Localized resectable disease:

  • Surgery

    • Segmental resection with negative margins

      • Extended resections rarely needed

    • Preserve pseudocapsule (avoid tumor rupture)

    • Lymphadenectomy usually unnecessary

  • Neoadjuvant therapy:

    • Indicated for tumors requiring high-morbidity surgery:

      • Rectal

      • Esophagogastric junction

      • Duodenum

      • Requiring multivisceral resection

    • Preferred medications:

      • Imatinib for KIT and PDGFRA mutations (except PDGFRA D842V)

      • Avapritinib for PDGFRA D842V mutation (resistant to imatinib)

      • Sunitinib for imatinib progression/intolerance

      • Larotrectinib/entrectinib (NTRK inhibitors) if NTRK fusion present

  • Adjuvant therapy:

    • If moderate-high risk disease with imatinib-sensitive mutations:

      • Adjuvant Imatinib for 3-6 years

  • Surveillance:

    • CT/MRI every 3-6 months for 5 years, then annually.

      • Individualized approach after 10 years.
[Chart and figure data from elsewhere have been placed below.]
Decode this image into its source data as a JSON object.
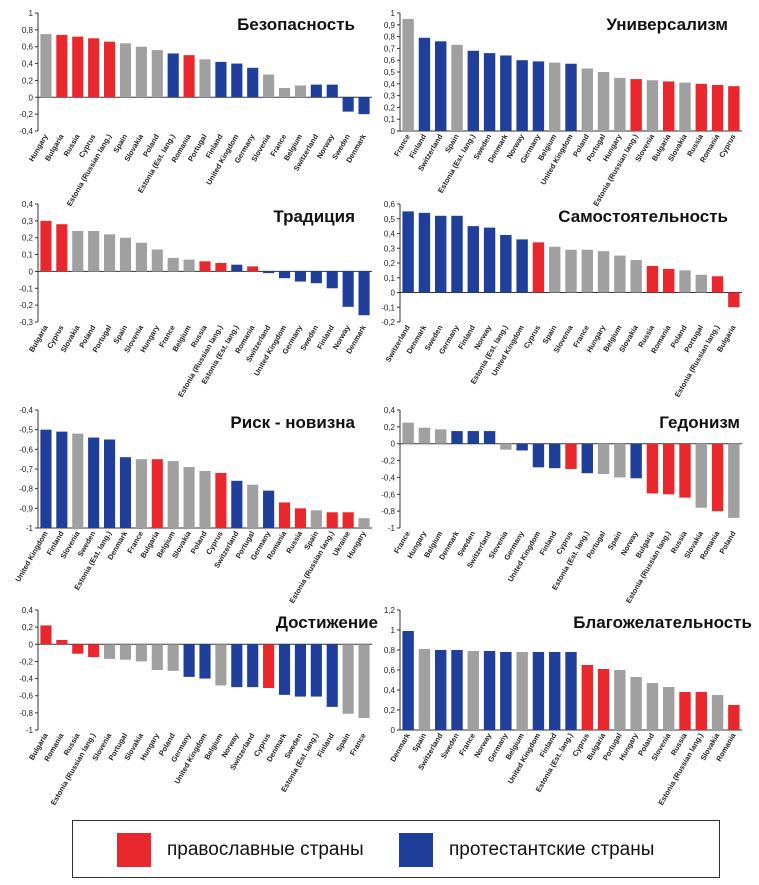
{
  "colors": {
    "orthodox": "#e8282d",
    "protestant": "#1f3f9a",
    "other": "#a0a0a0"
  },
  "legend": {
    "orthodox_label": "православные страны",
    "protestant_label": "протестантские страны"
  },
  "chart_data": [
    {
      "type": "bar",
      "title": "Безопасность",
      "ylim": [
        -0.4,
        1
      ],
      "ticks": [
        "1",
        "0,8",
        "0,6",
        "0,4",
        "0,2",
        "0",
        "-0,2",
        "-0,4"
      ],
      "tick_values": [
        1,
        0.8,
        0.6,
        0.4,
        0.2,
        0,
        -0.2,
        -0.4
      ],
      "categories": [
        "Hungary",
        "Bulgaria",
        "Russia",
        "Cyprus",
        "Estonia (Russian lang.)",
        "Spain",
        "Slovakia",
        "Poland",
        "Estonia (Est. lang.)",
        "Romania",
        "Portugal",
        "Finland",
        "United Kingdom",
        "Germany",
        "Slovenia",
        "France",
        "Belgium",
        "Switzerland",
        "Norway",
        "Sweden",
        "Denmark"
      ],
      "values": [
        0.75,
        0.74,
        0.72,
        0.7,
        0.66,
        0.64,
        0.6,
        0.56,
        0.52,
        0.5,
        0.45,
        0.42,
        0.4,
        0.35,
        0.27,
        0.11,
        0.14,
        0.15,
        0.15,
        -0.17,
        -0.2
      ],
      "groups": [
        "other",
        "orthodox",
        "orthodox",
        "orthodox",
        "orthodox",
        "other",
        "other",
        "other",
        "protestant",
        "orthodox",
        "other",
        "protestant",
        "protestant",
        "protestant",
        "other",
        "other",
        "other",
        "protestant",
        "protestant",
        "protestant",
        "protestant"
      ]
    },
    {
      "type": "bar",
      "title": "Универсализм",
      "ylim": [
        0,
        1
      ],
      "ticks": [
        "1",
        "0,9",
        "0,8",
        "0,7",
        "0,6",
        "0,5",
        "0,4",
        "0,3",
        "0,2",
        "0,1",
        "0"
      ],
      "tick_values": [
        1,
        0.9,
        0.8,
        0.7,
        0.6,
        0.5,
        0.4,
        0.3,
        0.2,
        0.1,
        0
      ],
      "categories": [
        "France",
        "Finland",
        "Switzerland",
        "Spain",
        "Estonia (Est. lang.)",
        "Sweden",
        "Denmark",
        "Norway",
        "Germany",
        "Belgium",
        "United Kingdom",
        "Poland",
        "Portugal",
        "Hungary",
        "Estonia (Russian lang.)",
        "Slovenia",
        "Bulgaria",
        "Slovakia",
        "Russia",
        "Romania",
        "Cyprus"
      ],
      "values": [
        0.95,
        0.79,
        0.76,
        0.73,
        0.68,
        0.66,
        0.64,
        0.6,
        0.59,
        0.58,
        0.57,
        0.53,
        0.5,
        0.45,
        0.44,
        0.43,
        0.42,
        0.41,
        0.4,
        0.39,
        0.38
      ],
      "groups": [
        "other",
        "protestant",
        "protestant",
        "other",
        "protestant",
        "protestant",
        "protestant",
        "protestant",
        "protestant",
        "other",
        "protestant",
        "other",
        "other",
        "other",
        "orthodox",
        "other",
        "orthodox",
        "other",
        "orthodox",
        "orthodox",
        "orthodox"
      ]
    },
    {
      "type": "bar",
      "title": "Традиция",
      "ylim": [
        -0.3,
        0.4
      ],
      "ticks": [
        "0,4",
        "0,3",
        "0,2",
        "0,1",
        "0",
        "-0,1",
        "-0,2",
        "-0,3"
      ],
      "tick_values": [
        0.4,
        0.3,
        0.2,
        0.1,
        0,
        -0.1,
        -0.2,
        -0.3
      ],
      "categories": [
        "Bulgaria",
        "Cyprus",
        "Slovakia",
        "Poland",
        "Portugal",
        "Spain",
        "Slovenia",
        "Hungary",
        "France",
        "Belgium",
        "Russia",
        "Estonia (Russian lang.)",
        "Estonia (Est. lang.)",
        "Romania",
        "Switzerland",
        "United Kingdom",
        "Germany",
        "Sweden",
        "Finland",
        "Norway",
        "Denmark"
      ],
      "values": [
        0.3,
        0.28,
        0.24,
        0.24,
        0.22,
        0.2,
        0.17,
        0.13,
        0.08,
        0.07,
        0.06,
        0.05,
        0.04,
        0.03,
        -0.01,
        -0.04,
        -0.06,
        -0.07,
        -0.1,
        -0.21,
        -0.26
      ],
      "groups": [
        "orthodox",
        "orthodox",
        "other",
        "other",
        "other",
        "other",
        "other",
        "other",
        "other",
        "other",
        "orthodox",
        "orthodox",
        "protestant",
        "orthodox",
        "protestant",
        "protestant",
        "protestant",
        "protestant",
        "protestant",
        "protestant",
        "protestant"
      ]
    },
    {
      "type": "bar",
      "title": "Самостоятельность",
      "ylim": [
        -0.2,
        0.6
      ],
      "ticks": [
        "0,6",
        "0,5",
        "0,4",
        "0,3",
        "0,2",
        "0,1",
        "0",
        "-0,1",
        "-0,2"
      ],
      "tick_values": [
        0.6,
        0.5,
        0.4,
        0.3,
        0.2,
        0.1,
        0,
        -0.1,
        -0.2
      ],
      "categories": [
        "Switzerland",
        "Denmark",
        "Sweden",
        "Germany",
        "Finland",
        "Norway",
        "Estonia (Est. lang.)",
        "United Kingdom",
        "Cyprus",
        "Spain",
        "Slovenia",
        "France",
        "Hungary",
        "Belgium",
        "Slovakia",
        "Russia",
        "Romania",
        "Poland",
        "Portugal",
        "Estonia (Russian lang.)",
        "Bulgaria"
      ],
      "values": [
        0.55,
        0.54,
        0.52,
        0.52,
        0.45,
        0.44,
        0.39,
        0.36,
        0.34,
        0.31,
        0.29,
        0.29,
        0.28,
        0.25,
        0.22,
        0.18,
        0.16,
        0.15,
        0.12,
        0.11,
        -0.1
      ],
      "groups": [
        "protestant",
        "protestant",
        "protestant",
        "protestant",
        "protestant",
        "protestant",
        "protestant",
        "protestant",
        "orthodox",
        "other",
        "other",
        "other",
        "other",
        "other",
        "other",
        "orthodox",
        "orthodox",
        "other",
        "other",
        "orthodox",
        "orthodox"
      ]
    },
    {
      "type": "bar",
      "title": "Риск - новизна",
      "ylim": [
        -1,
        -0.4
      ],
      "ticks": [
        "-0,4",
        "-0,5",
        "-0,6",
        "-0,7",
        "-0,8",
        "-0,9",
        "-1"
      ],
      "tick_values": [
        -0.4,
        -0.5,
        -0.6,
        -0.7,
        -0.8,
        -0.9,
        -1
      ],
      "categories": [
        "United Kingdom",
        "Finland",
        "Slovenia",
        "Sweden",
        "Estonia (Est. lang.)",
        "Denmark",
        "France",
        "Bulgaria",
        "Belgium",
        "Slovakia",
        "Poland",
        "Cyprus",
        "Switzerland",
        "Portugal",
        "Germany",
        "Romania",
        "Russia",
        "Spain",
        "Estonia (Russian lang.)",
        "Ukraine",
        "Hungary"
      ],
      "values": [
        -0.5,
        -0.51,
        -0.52,
        -0.54,
        -0.55,
        -0.64,
        -0.65,
        -0.65,
        -0.66,
        -0.69,
        -0.71,
        -0.72,
        -0.76,
        -0.78,
        -0.81,
        -0.87,
        -0.9,
        -0.91,
        -0.92,
        -0.92,
        -0.95
      ],
      "groups": [
        "protestant",
        "protestant",
        "other",
        "protestant",
        "protestant",
        "protestant",
        "other",
        "orthodox",
        "other",
        "other",
        "other",
        "orthodox",
        "protestant",
        "other",
        "protestant",
        "orthodox",
        "orthodox",
        "other",
        "orthodox",
        "orthodox",
        "other"
      ]
    },
    {
      "type": "bar",
      "title": "Гедонизм",
      "ylim": [
        -1,
        0.4
      ],
      "ticks": [
        "0,4",
        "0,2",
        "0",
        "-0,2",
        "-0,4",
        "-0,6",
        "-0,8",
        "-1"
      ],
      "tick_values": [
        0.4,
        0.2,
        0,
        -0.2,
        -0.4,
        -0.6,
        -0.8,
        -1
      ],
      "categories": [
        "France",
        "Hungary",
        "Belgium",
        "Denmark",
        "Sweden",
        "Switzerland",
        "Slovenia",
        "Germany",
        "United Kingdom",
        "Finland",
        "Cyprus",
        "Estonia (Est. lang.)",
        "Portugal",
        "Spain",
        "Norway",
        "Bulgaria",
        "Estonia (Russian lang.)",
        "Russia",
        "Slovakia",
        "Romania",
        "Poland"
      ],
      "values": [
        0.25,
        0.19,
        0.17,
        0.15,
        0.15,
        0.15,
        -0.07,
        -0.08,
        -0.28,
        -0.29,
        -0.3,
        -0.35,
        -0.36,
        -0.4,
        -0.41,
        -0.59,
        -0.6,
        -0.64,
        -0.76,
        -0.8,
        -0.88
      ],
      "groups": [
        "other",
        "other",
        "other",
        "protestant",
        "protestant",
        "protestant",
        "other",
        "protestant",
        "protestant",
        "protestant",
        "orthodox",
        "protestant",
        "other",
        "other",
        "protestant",
        "orthodox",
        "orthodox",
        "orthodox",
        "other",
        "orthodox",
        "other"
      ]
    },
    {
      "type": "bar",
      "title": "Достижение",
      "ylim": [
        -1,
        0.4
      ],
      "ticks": [
        "0,4",
        "0,2",
        "0",
        "-0,2",
        "-0,4",
        "-0,6",
        "-0,8",
        "-1"
      ],
      "tick_values": [
        0.4,
        0.2,
        0,
        -0.2,
        -0.4,
        -0.6,
        -0.8,
        -1
      ],
      "categories": [
        "Bulgaria",
        "Romania",
        "Russia",
        "Estonia (Russian lang.)",
        "Slovenia",
        "Portugal",
        "Slovakia",
        "Hungary",
        "Poland",
        "Germany",
        "United Kingdom",
        "Belgium",
        "Norway",
        "Switzerland",
        "Cyprus",
        "Denmark",
        "Sweden",
        "Estonia (Est. lang.)",
        "Finland",
        "Spain",
        "France"
      ],
      "values": [
        0.22,
        0.05,
        -0.11,
        -0.15,
        -0.17,
        -0.18,
        -0.2,
        -0.3,
        -0.31,
        -0.38,
        -0.4,
        -0.48,
        -0.5,
        -0.5,
        -0.51,
        -0.59,
        -0.61,
        -0.61,
        -0.73,
        -0.81,
        -0.86
      ],
      "groups": [
        "orthodox",
        "orthodox",
        "orthodox",
        "orthodox",
        "other",
        "other",
        "other",
        "other",
        "other",
        "protestant",
        "protestant",
        "other",
        "protestant",
        "protestant",
        "orthodox",
        "protestant",
        "protestant",
        "protestant",
        "protestant",
        "other",
        "other"
      ]
    },
    {
      "type": "bar",
      "title": "Благожелательность",
      "ylim": [
        0,
        1.2
      ],
      "ticks": [
        "1,2",
        "1",
        "0,8",
        "0,6",
        "0,4",
        "0,2",
        "0"
      ],
      "tick_values": [
        1.2,
        1,
        0.8,
        0.6,
        0.4,
        0.2,
        0
      ],
      "categories": [
        "Denmark",
        "Spain",
        "Switzerland",
        "Sweden",
        "France",
        "Norway",
        "Germany",
        "Belgium",
        "United Kingdom",
        "Finland",
        "Estonia (Est. lang.)",
        "Cyprus",
        "Bulgaria",
        "Portugal",
        "Hungary",
        "Poland",
        "Slovenia",
        "Russia",
        "Estonia (Russian lang.)",
        "Slovakia",
        "Romania"
      ],
      "values": [
        0.99,
        0.81,
        0.8,
        0.8,
        0.79,
        0.79,
        0.78,
        0.78,
        0.78,
        0.78,
        0.78,
        0.65,
        0.61,
        0.6,
        0.53,
        0.47,
        0.43,
        0.38,
        0.38,
        0.35,
        0.25
      ],
      "groups": [
        "protestant",
        "other",
        "protestant",
        "protestant",
        "other",
        "protestant",
        "protestant",
        "other",
        "protestant",
        "protestant",
        "protestant",
        "orthodox",
        "orthodox",
        "other",
        "other",
        "other",
        "other",
        "orthodox",
        "orthodox",
        "other",
        "orthodox"
      ]
    }
  ]
}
Metastatic/unresectable disease:

  • Life-long systemic therapy is recommended for TKI-sensitive GIST.

  • Treatment options:

    • 1st line:

      • Imatinib for KIT/PDGFRA-mutation

      • Avapritinib for PDGFRA D842V mutation

    • 2nd line:

      • Sunitinib if imatinib fails

        • For limited/focal progression on imatinib, consider dose escalation or local therapy (resection, ablation, radiation) while continuing imatinib.

    • 3rd line:

      • Regorafenib

    • 4th line:

      • Ripretinib

  • Surveillance:

    • CAP CT scan every 3–6 months during stable disease

    • MRI every 3–6 months if:

      • Liver-dominant disease

      • Rectal GIST

      • Patients with contrast allergy

      • Assessing tumor density and necrosis

    • FDG-PET/CT to assess TKI efficacy after 2-4 weeks if rapid assessment is necessary

      • Increase in tumor size with decreased density is consistent with drug efficacy (myxoid degeneration), not progression.